Q&A: Broken Social Scene front man Kevin Drew on his debut play, A&R Angels, suicide and getting over his stage fright
Since co-founding the indie-rock collective Broken Social Scene in 2004, Kevin Drew has kept busy: he sings, composes, produces, makes films, draws pastels and has collaborated with Canadian icons like Gord Downie and Andy Kim. Now, Drew is adding playwright to his robust resumé. His debut play, A&R Angels, premieres tonight at Streetcar Crowsnest. It’s the story of two angels (played by Drew and Billy Talent singer Ben Kowalewicz) who write songs to save people from committing suicide. Here, Drew talks inspiration, why it’s important to say yes to things that scare you, and the reason he got off Instagram (hint: he’s not a fan of FOMO).
You’re known first and foremost as the front man of Broken Social Scene. What made you want to try your hand at musical theatre?
When I sat down to write this play a couple of years ago, I had become so frustrated with online streaming and all of that, and I wanted to retaliate against the digital landscape. As a musician, I’ve got an analogue heart, and it started to haunt me that the Uptown Theatre had closed and Roger Ebert was dead. You used to go to the video store and lose two hours browsing; now, you just sit in your house and lose two hours. It’s sad. I’ve always felt like human contact is the most powerful force in terms of creation.
I’ve seen A&R Angels described as a comedy about suicide. Is that how you would put it?
Not at all. The show is set in a reality where the great ballads of the world are written by angels, and where the test audience for those ballads is people who are thinking about killing themselves. The lead characters are two angels—a songwriting duo who used to be on the top, writing all the hits. Then people stop responding to their music the way they used to. They’re starting to unravel and they need a hit because people are dying.
You’re also starring in the musical. How is taking the stage as an actor different from taking the stage as a musician?
It’s different, but it’s still about going out there, ripping yourself open and not caring. I didn’t initially want to act in the play—I wanted to watch it. But the director, Chris Abraham, convinced me. The thought of acting scared the shit out of me so much that I realized I had to do it. I’m 41 years old. If I’m not doing something I’m afraid of, what’s the point?
Has working in a new medium inspired you in the way you’d hoped?

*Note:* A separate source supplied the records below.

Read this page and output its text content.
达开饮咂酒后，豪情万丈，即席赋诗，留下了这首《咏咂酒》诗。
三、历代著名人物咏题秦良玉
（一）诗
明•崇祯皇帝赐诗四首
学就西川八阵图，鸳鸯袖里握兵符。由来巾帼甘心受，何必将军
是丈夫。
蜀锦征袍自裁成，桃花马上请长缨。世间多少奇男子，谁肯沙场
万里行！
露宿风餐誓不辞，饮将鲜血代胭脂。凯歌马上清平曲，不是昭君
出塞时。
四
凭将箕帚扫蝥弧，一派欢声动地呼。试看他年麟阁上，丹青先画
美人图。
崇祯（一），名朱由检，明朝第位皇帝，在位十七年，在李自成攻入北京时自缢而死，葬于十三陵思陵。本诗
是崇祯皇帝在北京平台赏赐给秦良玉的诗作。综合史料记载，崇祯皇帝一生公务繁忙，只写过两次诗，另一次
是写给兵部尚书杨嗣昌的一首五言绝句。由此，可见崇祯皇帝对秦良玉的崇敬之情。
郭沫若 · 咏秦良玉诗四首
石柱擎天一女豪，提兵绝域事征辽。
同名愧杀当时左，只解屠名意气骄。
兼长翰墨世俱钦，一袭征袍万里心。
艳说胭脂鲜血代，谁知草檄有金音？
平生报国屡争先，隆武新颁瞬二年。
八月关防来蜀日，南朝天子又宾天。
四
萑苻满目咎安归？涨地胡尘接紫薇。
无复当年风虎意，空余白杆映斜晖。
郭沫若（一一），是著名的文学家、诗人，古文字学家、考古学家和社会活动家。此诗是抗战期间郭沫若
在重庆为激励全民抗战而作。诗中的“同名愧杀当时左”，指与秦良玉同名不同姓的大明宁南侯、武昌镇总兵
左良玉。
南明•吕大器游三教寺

Yes. People in the theatre world are doing this because they love it. They’re not thinking about commerce. That’s what art used to be: you had a passion inside of you, and money was a bonus. In music, it’s difficult to take chances anymore. Remember the days when you couldn’t listen to a record before you bought it? You paid $18 without knowing what you were getting. The mystery of that was amazing. It’s the kind of thing that fuels me. But that’s going away and people don’t care. It blows my mind.
I gather the show has some fun satirizing the music industry.
There are definitely some zingers. I take the diva-esque songwriter thing to its extreme limit.
You are obviously dubious of the digital world. What are your own social media habits like? Do you tweet or troll or spend hours on Instagram?
Our phones are an addiction, and I’m no saint. I am a massive hypocrite. I kill hours! God bless the people who love it and don’t feel lonely because of it. I think if we had access to the Internet for just three hours a day, we would be a lot happier. The internet from 3 to 6 p.m. Go crazy! I used to be on Instagram, but I ended up knowing way too much about what other people were doing, and I’ve never really felt FOMO, even if I were sitting and staring at a wall. I find social media kills conversation. Everyone’s just looking and reading and looking and reading. Recently, I bumped into a friend and asked them what they had been up to. They didn’t say much, but later that night I saw that the same person post this huge speech about a topic I had asked about. I guess just one person wasn’t enough. People save it for an audience now.
Do you think’s there hope? I hear young people are embracing analogue.
Yeah—it’s amazing. Today, the cool kids are in bookstores and vinyl shops. They are going to be the generation that laughs at how narcissistic we have become.
Broken Social Scene recently released its first album in seven years. What was it like getting the band back together again?
It was absolutely wonderful. We just finished an incredibly beautiful tour. There’s nothing like it. We have all been through so much, and we know each other’s good and bad sides.
What’s the biggest difference about being on tour at 20-something vs. 40-something?
Now we have babies and kids with us on the tour, which was beautiful. It made things so much better.
You were a friend of Gord Downie and produced his final album, Introduce Yerself. How do you think Gord would want to be remembered?
Exactly how we are all remembering him. He was a man who brought us together. I’m very grateful to have had him in my life. I haven’t fully processed it yet. People come up to me and say, “Sorry for your loss.” I say, “Sorry for your loss.” We all lost somebody there. I keep my memories of Gord close. He had this great saying: “Put it in your back pocket.” If there was a beautiful moment, he’d say, “Kev—put that in your back pocket.” I love that.